In the present study, an occurrence of 0.8% of accessory mandibular canals was observed for the right side and 0.2% for the left side, while for accessory mental foramina the occurrence for the right side was 2.8% and 3.2% for the left side. Studies with panoramic radiographs found different values of incidence of bifid mandibular canals: 0.9% in a study with 3612 radiographs [38], 0.08% in 5000 radiographs [39], 0.95% in 6000 radiographs [3], 0.35% in 2012 radiographs [40], and 0.038% in a study with 1000 radiographs [41]. When further studies regarding the bifid mandibular canals were conducted using CBCT, the frequency of bifid mandibular canals increased compared with previous studies using panoramic radiograph [42]. Incidence of bifid mandibular canal using CBCT was 15.6% of 301 hemimandibles [43], 42.8% of 63 patients [24], and 10.2% of 1933 patients [22].

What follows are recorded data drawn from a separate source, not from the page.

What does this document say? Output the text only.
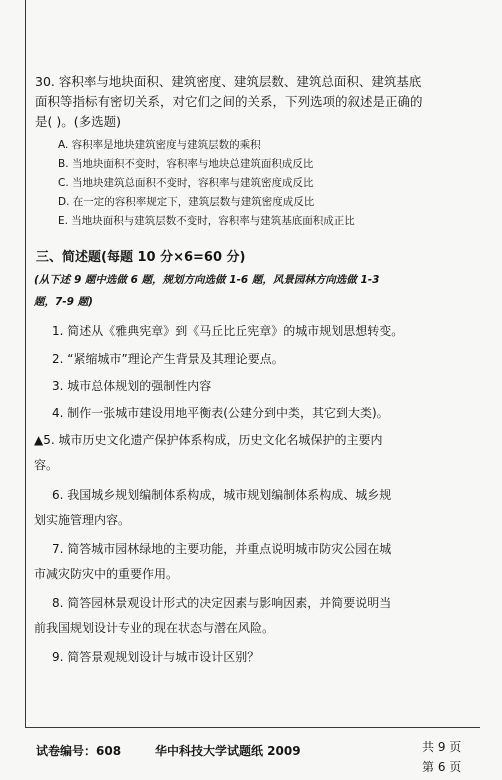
30. 容积率与地块面积、建筑密度、建筑层数、建筑总面积、建筑基底
面积等指标有密切关系，对它们之间的关系，下列选项的叙述是正确的
是( )。(多选题)
A. 容积率是地块建筑密度与建筑层数的乘积
B. 当地块面积不变时，容积率与地块总建筑面积成反比
C. 当地块建筑总面积不变时，容积率与建筑密度成反比
D. 在一定的容积率规定下，建筑层数与建筑密度成反比
E. 当地块面积与建筑层数不变时，容积率与建筑基底面积成正比
三、简述题(每题 10 分×6=60 分)
(从下述 9 题中选做 6 题，规划方向选做 1-6 题，风景园林方向选做 1-3
题，7-9 题)
1. 简述从《雅典宪章》到《马丘比丘宪章》的城市规划思想转变。
2. “紧缩城市”理论产生背景及其理论要点。
3. 城市总体规划的强制性内容
4. 制作一张城市建设用地平衡表(公建分到中类，其它到大类)。
▲5. 城市历史文化遗产保护体系构成，历史文化名城保护的主要内
容。
6. 我国城乡规划编制体系构成，城市规划编制体系构成、城乡规
划实施管理内容。
7. 简答城市园林绿地的主要功能，并重点说明城市防灾公园在城
市减灾防灾中的重要作用。
8. 简答园林景观设计形式的决定因素与影响因素，并简要说明当
前我国规划设计专业的现在状态与潜在风险。
9. 简答景观规划设计与城市设计区别？
试卷编号：608	华中科技大学试题纸 2009	共 9 页
第 6 页
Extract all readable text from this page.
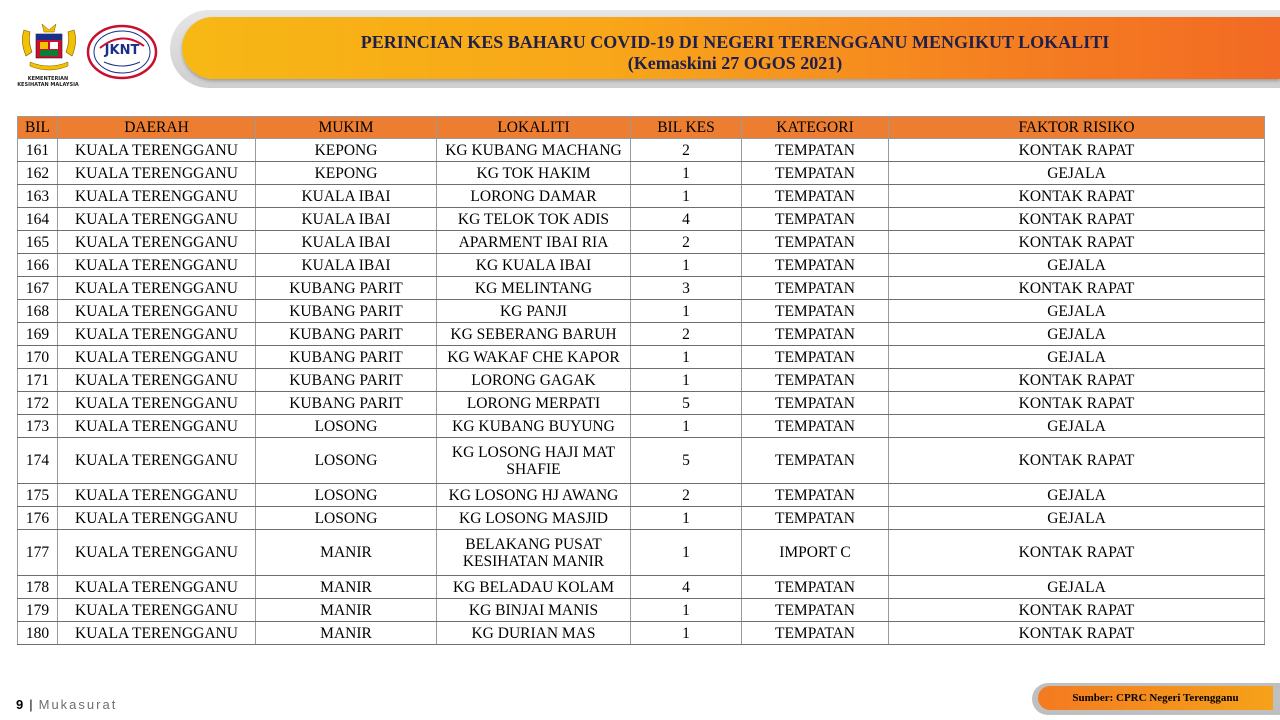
KEMENTERIAN KESIHATAN MALAYSIA
JKNT	PERINCIAN KES BAHARU COVID-19 DI NEGERI TERENGGANU MENGIKUT LOKALITI
(Kemaskini 27 OGOS 2021)
BIL	DAERAH	MUKIM	LOKALITI	BIL KES	KATEGORI	FAKTOR RISIKO
161	KUALA TERENGGANU	KEPONG	KG KUBANG MACHANG	2	TEMPATAN	KONTAK RAPAT
162	KUALA TERENGGANU	KEPONG	KG TOK HAKIM	1	TEMPATAN	GEJALA
163	KUALA TERENGGANU	KUALA IBAI	LORONG DAMAR	1	TEMPATAN	KONTAK RAPAT
164	KUALA TERENGGANU	KUALA IBAI	KG TELOK TOK ADIS	4	TEMPATAN	KONTAK RAPAT
165	KUALA TERENGGANU	KUALA IBAI	APARMENT IBAI RIA	2	TEMPATAN	KONTAK RAPAT
166	KUALA TERENGGANU	KUALA IBAI	KG KUALA IBAI	1	TEMPATAN	GEJALA
167	KUALA TERENGGANU	KUBANG PARIT	KG MELINTANG	3	TEMPATAN	KONTAK RAPAT
168	KUALA TERENGGANU	KUBANG PARIT	KG PANJI	1	TEMPATAN	GEJALA
169	KUALA TERENGGANU	KUBANG PARIT	KG SEBERANG BARUH	2	TEMPATAN	GEJALA
170	KUALA TERENGGANU	KUBANG PARIT	KG WAKAF CHE KAPOR	1	TEMPATAN	GEJALA
171	KUALA TERENGGANU	KUBANG PARIT	LORONG GAGAK	1	TEMPATAN	KONTAK RAPAT
172	KUALA TERENGGANU	KUBANG PARIT	LORONG MERPATI	5	TEMPATAN	KONTAK RAPAT
173	KUALA TERENGGANU	LOSONG	KG KUBANG BUYUNG	1	TEMPATAN	GEJALA
174	KUALA TERENGGANU	LOSONG	KG LOSONG HAJI MAT SHAFIE	5	TEMPATAN	KONTAK RAPAT
175	KUALA TERENGGANU	LOSONG	KG LOSONG HJ AWANG	2	TEMPATAN	GEJALA
176	KUALA TERENGGANU	LOSONG	KG LOSONG MASJID	1	TEMPATAN	GEJALA
177	KUALA TERENGGANU	MANIR	BELAKANG PUSAT KESIHATAN MANIR	1	IMPORT C	KONTAK RAPAT
178	KUALA TERENGGANU	MANIR	KG BELADAU KOLAM	4	TEMPATAN	GEJALA
179	KUALA TERENGGANU	MANIR	KG BINJAI MANIS	1	TEMPATAN	KONTAK RAPAT
180	KUALA TERENGGANU	MANIR	KG DURIAN MAS	1	TEMPATAN	KONTAK RAPAT
9 | Mukasurat	Sumber: CPRC Negeri Terengganu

In thirty individuals who presented RMC in this study, the final extremity of RMC was in contact with the root of the mandibular third molars. In another study, the correlation between the presence of the retromolar foramen and the last tooth of the arch was not observed and the distal part of the RMC was projected to the distal root of the third molar and retromolar region. The authors asserted that this distribution shows that the content of that canal innervates and supplies the third molar and the retromolar mucosa of the region [8]. Another study utilizing cadaver mandibles and CBCT verified that the retromolar foramen was located in an average of 14.4 mm posterior from the distal edge of the second molar and 23 mm from the first molar, being located lingually from the mandibular canal [25]. Other authors observed that the retromolar foramen is more commonly found next to the lower half of the temporal crest [17].

Narayana et al. [1] reported that the retromolar foramen can be present in the retromolar triangle and some branches from the inferior alveolar neurovascular bundle would pass through it. Narayana and Prashanthi [44] found one accessory mandibular foramen located posterosuperior to the mandibular foramen. According to the authors, this foramen cannot be considered a retromolar foramen due to its position outside the retromolar triangle and its larger diameter.

5. Conclusions

It can be concluded that there was a low occurrence of the RMC in the assessed individuals, causing a significant association regarding side, the higher frequency being on the right side. There were no significant associations regarding age, sex, bifid mandibular canal, and accessory mental foramen.

It is necessary to pay attention to the identification and verification of the dimensions and path of the RMC, mainly in cases when anesthetic and surgical procedures can show failures or difficulties. When there is any suspicion of alteration in the mandibular canal, we suggest the indication of more accurate complementary exams as the cone beam computed tomography.

Conflict of Interests

The authors declare that there is no conflict of interests regarding the publication of this paper.